Is there such a thing as too much competition? Can competition turn toxic? These are the topics explored in a 2020 book by Ariel Ezrachi and Maurice Stucke, Competition Overdose.
“We do not challenge the benefits of competition as such. We all understand the basics competition is extremely beneficial. It improves our welfare. It provides us with choice, with innovation, with quality,” said Ezrachi. “However, what we try to show and what we explore is the theme and the overuse of the competition ideal. The idea that as a society we elevated the concept of competition and possibly used it in instances where it doesn’t work.”

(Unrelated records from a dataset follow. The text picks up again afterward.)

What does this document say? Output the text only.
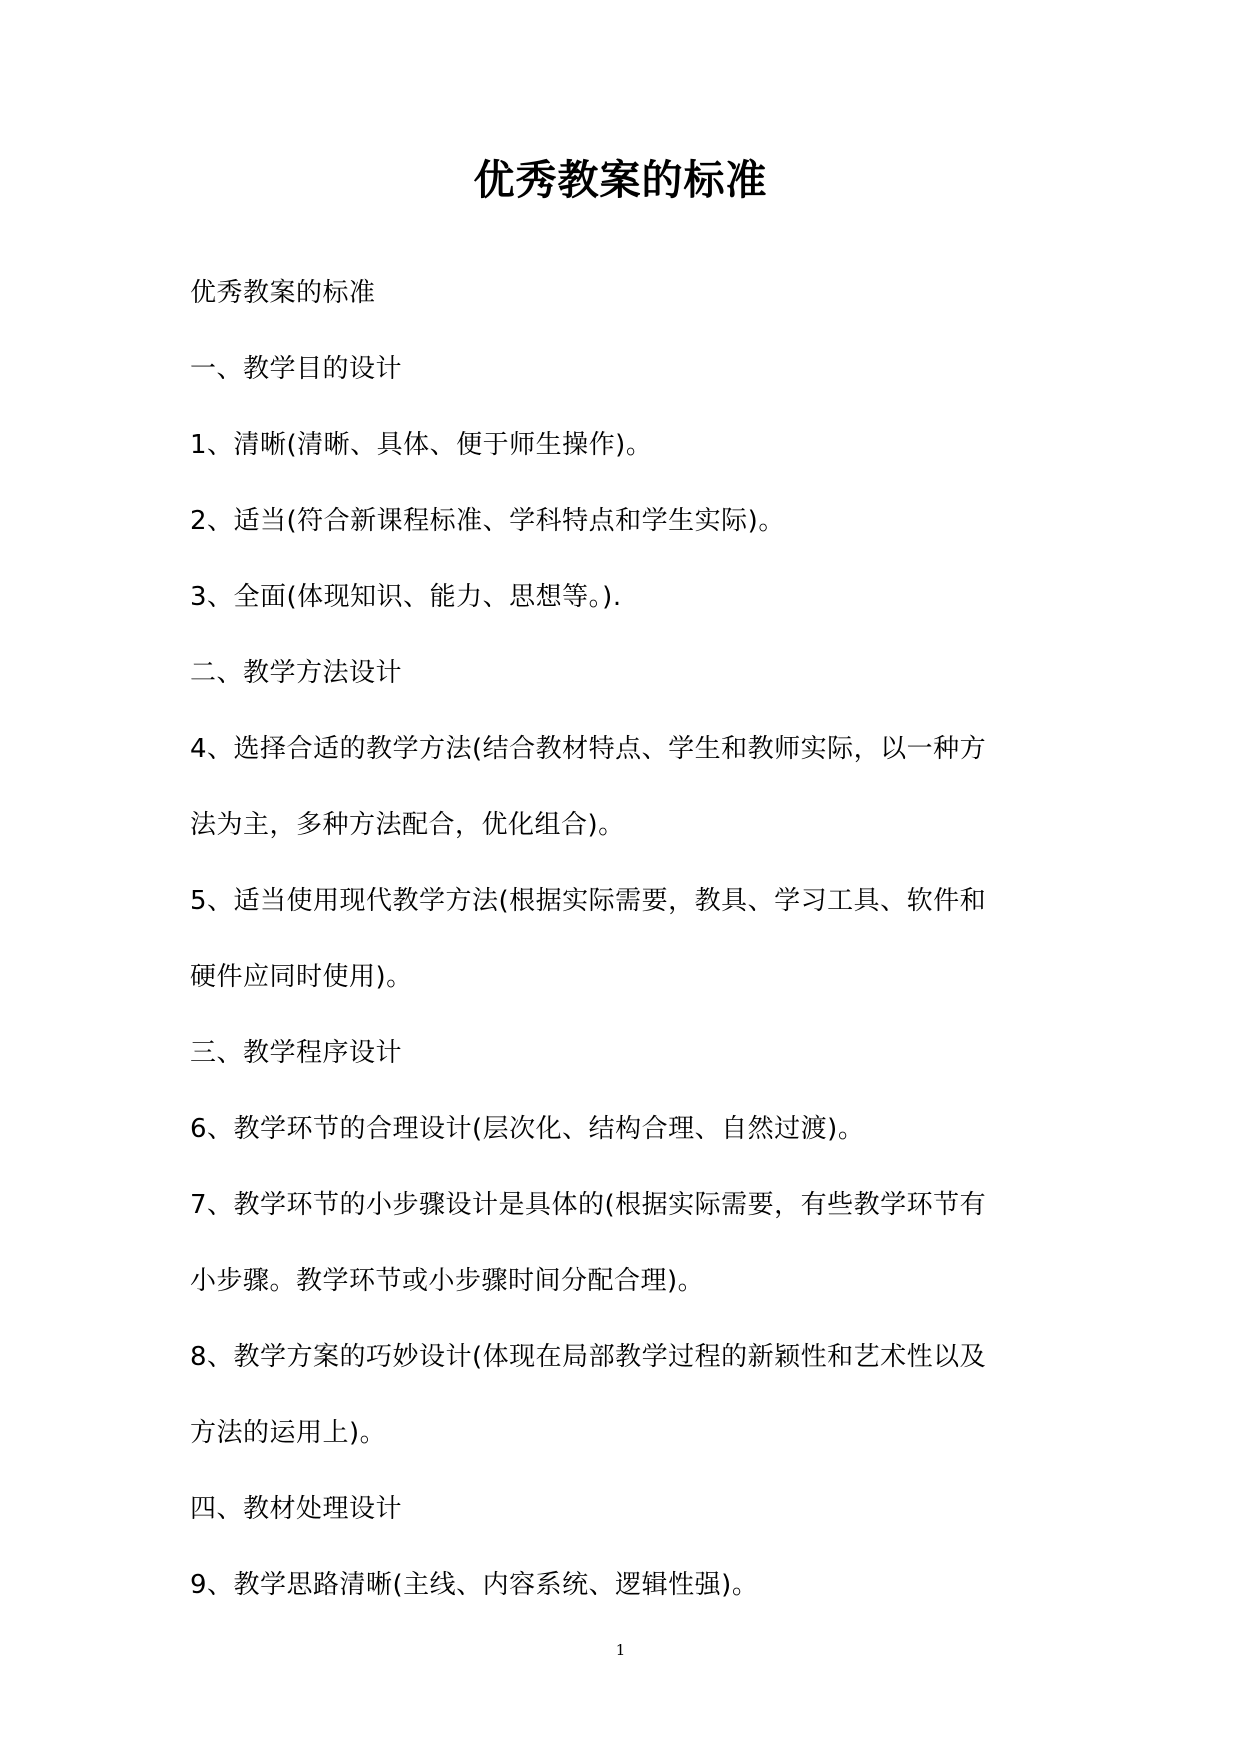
优秀教案的标准
优秀教案的标准
一、教学目的设计
1、清晰(清晰、具体、便于师生操作)。
2、适当(符合新课程标准、学科特点和学生实际)。
3、全面(体现知识、能力、思想等。).
二、教学方法设计
4、选择合适的教学方法(结合教材特点、学生和教师实际，以一种方
法为主，多种方法配合，优化组合)。
5、适当使用现代教学方法(根据实际需要，教具、学习工具、软件和
硬件应同时使用)。
三、教学程序设计
6、教学环节的合理设计(层次化、结构合理、自然过渡)。
7、教学环节的小步骤设计是具体的(根据实际需要，有些教学环节有
小步骤。教学环节或小步骤时间分配合理)。
8、教学方案的巧妙设计(体现在局部教学过程的新颖性和艺术性以及
方法的运用上)。
四、教材处理设计
9、教学思路清晰(主线、内容系统、逻辑性强)。
1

To find out who is pushing toxic competition and how to fix it, the Stigler Center recently hosted a panel discussion between Dennis Carlton, David McDaniel Keller Professor of Economics at the University of Chicago Booth School of Business; Ariel Ezrachi, Slaughter and May Professor of Competition Law and Director of the Centre for Competition Law and Policy at University of Oxford; and Maurice Stucke, Douglas A. Blaze Distinguished Professor of Law, at the University of Tennessee–Knoxville College of Law. The conversation was moderated by ProMarket managing editor Jana Kasperkevic.
Watch the panel here:
This panel was part of the Stigler Center’s Antitrust and Competition Conference, held virtually in a series of free webinars from Spring 2020 to Winter 2021. In 2020, the webinar series explored the historical interconnection between market power and political power, discussing examples from Nazi Germany to the United States, Latin America, Israel, and South Korea. The second half of the conference series is dedicated to the discussion of the trade-offs involved in changes to antitrust policy to address this perceived connection. Topics include whether and how antitrust should be used to promote economic liberty or political liberty, and the development of new methods to assess the political power of large conglomerates.